This item appeared in Harper’s Weekly, a pro-Union magazine, praising a painting of John Brown going to his execution that was on display at the American Museum. The painting by Louis Ransom depicts Brown pausing on the steps of the Charlestown, Virginia, jail, surrounded by armed soldiers, and leaning down to kiss the small child proffered to him by an African-American woman. The legend of Brown kissing a slave child on the way to his execution originated with an account of the execution in the New York Tribune on December 6, 1859. This account was reprinted in other newspapers and in early Brown biographies. In fact, Brown encountered only soldiers and jail personnel on the way to his execution. Fearing that the painting would draw angry crowds during the July 1863 New York City draft riots, Barnum removed Ransom’s painting from the American Museum.

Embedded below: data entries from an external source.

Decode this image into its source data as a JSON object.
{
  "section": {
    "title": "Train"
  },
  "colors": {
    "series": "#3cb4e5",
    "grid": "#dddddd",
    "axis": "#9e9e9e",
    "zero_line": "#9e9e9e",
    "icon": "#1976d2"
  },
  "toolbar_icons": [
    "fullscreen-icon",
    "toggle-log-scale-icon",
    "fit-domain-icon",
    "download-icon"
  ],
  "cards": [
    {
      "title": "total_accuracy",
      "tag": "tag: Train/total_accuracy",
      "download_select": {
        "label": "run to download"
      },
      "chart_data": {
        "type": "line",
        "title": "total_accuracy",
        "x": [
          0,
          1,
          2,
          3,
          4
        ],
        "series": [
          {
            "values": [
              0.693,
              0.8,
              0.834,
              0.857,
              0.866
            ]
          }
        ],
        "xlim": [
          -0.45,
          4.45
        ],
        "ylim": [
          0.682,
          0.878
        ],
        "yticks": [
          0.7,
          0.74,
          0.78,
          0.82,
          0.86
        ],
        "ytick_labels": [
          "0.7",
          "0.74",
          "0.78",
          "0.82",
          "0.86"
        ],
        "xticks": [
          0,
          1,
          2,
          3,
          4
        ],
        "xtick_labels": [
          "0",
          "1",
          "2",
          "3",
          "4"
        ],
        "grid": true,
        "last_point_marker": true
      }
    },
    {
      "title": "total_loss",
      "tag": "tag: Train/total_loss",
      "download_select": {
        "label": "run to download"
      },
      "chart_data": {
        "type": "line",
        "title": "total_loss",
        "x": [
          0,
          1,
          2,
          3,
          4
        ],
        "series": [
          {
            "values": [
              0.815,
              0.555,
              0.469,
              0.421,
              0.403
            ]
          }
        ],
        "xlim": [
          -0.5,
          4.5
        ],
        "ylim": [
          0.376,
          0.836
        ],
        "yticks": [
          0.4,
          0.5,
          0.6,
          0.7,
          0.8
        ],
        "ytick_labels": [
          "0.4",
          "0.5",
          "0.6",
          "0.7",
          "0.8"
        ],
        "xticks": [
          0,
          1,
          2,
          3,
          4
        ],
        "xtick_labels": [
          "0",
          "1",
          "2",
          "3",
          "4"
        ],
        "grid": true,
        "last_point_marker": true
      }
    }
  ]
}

In the gallery with the Aquaria at Barnum’s Museum there is a large picture, painted by Louis Ransom, of John Brown on his way to execution. He is just leaving the jail under military escort and meets the negro woman and her child. "They were of the despised race for whose sake he had suffered so much, and was now about to lay down his life. He paused for a moment, stooped, and kissed the child tenderly." It is one of the incidents that history will always fondly record and art delineate. The fierce and bitter judgment of the moment upon the old man is already tempered. Despised and forsaken in his own day, the heart of another generation may treat him as he treated the little outcast child. In the picture his head is conspicuous against the yellow ground of a flag which surrounds it like a halo. The eager officer by his side pushes the mother away, and the bedizened soldier in the fore-ground scowls at her. The fussy parade which the authorities made at his execution is admirably suggested by these figures, and however sharply the work might be criticised by the connoisseur, there is a solemnity and pathos in it which is wanting in many a finer painting.

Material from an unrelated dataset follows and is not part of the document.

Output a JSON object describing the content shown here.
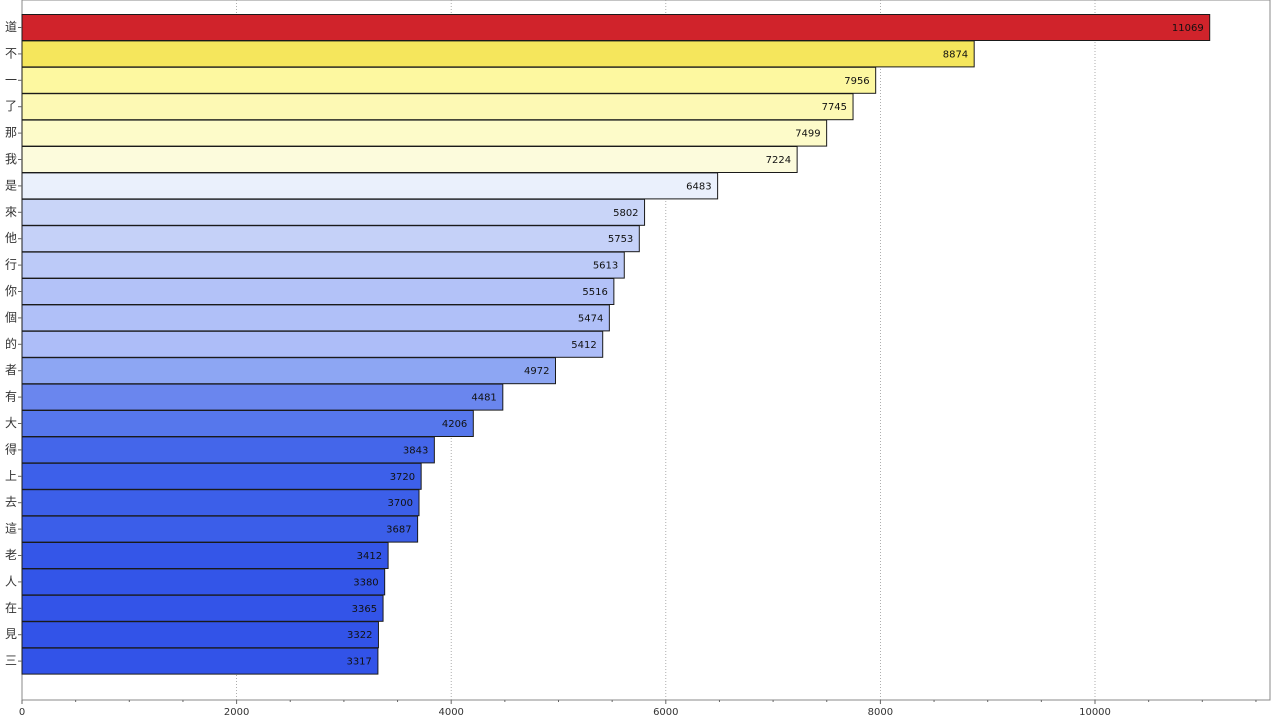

When the Lounger was a boy and went to museums, the chief and terrible attraction was the murder of old Mr. White in Salem, done in wax. But here for the boys of to-day is a terrible scene of another kind, to which the artist has brought an earnest and loving hand, and which—such is the constant throng at the Museum—more than many books or orations, will repeat the significant story to the popular heart. That heart will remember long that those who were fiercest in their condemnation of John Brown are faintest in their censure of the rebels.